The new incumbent of Thornton seems to have taken active interest in his chapel; for in the western screen, which divides a kind of lobby from the nave, is painted, on a wooden tablet, an inscription recording that in the year 1818 this chapel was 'Repaired and Beautified,' the Rev. Patrick Brontë, B.A., being then minister.
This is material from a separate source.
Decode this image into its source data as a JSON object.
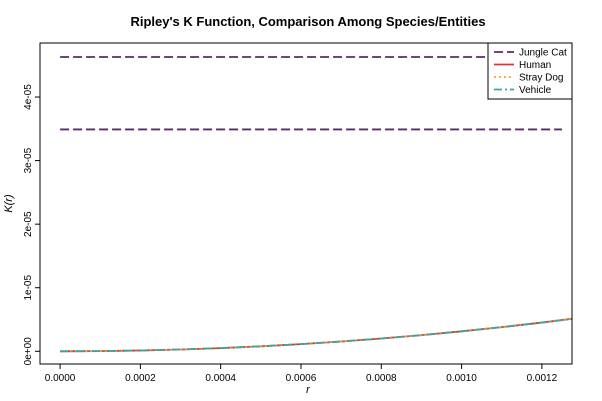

While at Thornton Mr. Brontë steadily pursued his literary avocations, one of his books being a small volume entitled, 'The Cottage in the Wood, or the Art of becoming Rich and Happy.' This is an account of a pious family, consisting of an aged couple and a virtuous child, whose appearance and education qualify her for a higher position in the world than that of a cottager's daughter. Accident brings to their door a young man in a state of almost helpless drunkenness, whose habits are the most profligate and dissolute, as the sequel discloses; and the object of the book is to show the dire consequences of continued intemperance. The story is told in prose, but Mr. Brontë gives a poetical version of one event in the narrative. It is entitled, 'The Nightly Revel,' and possesses a dignity of its own. The following extract shows considerable improvement, in diction and verse, upon the style of his small volume published at Halifax, in 1811. For this reason it is well worth reproducing.
'Around the table polish'd goblets shine,
Fill'd with brown ale, or crown'd with ruddy wine;
Each quaffs his glass, and, thirsty, calls for more,
Till maddening mirth, and song, and wild uproar,
And idly fierce dispute, and brutal fight
Break the soft slumbers of the peaceful night.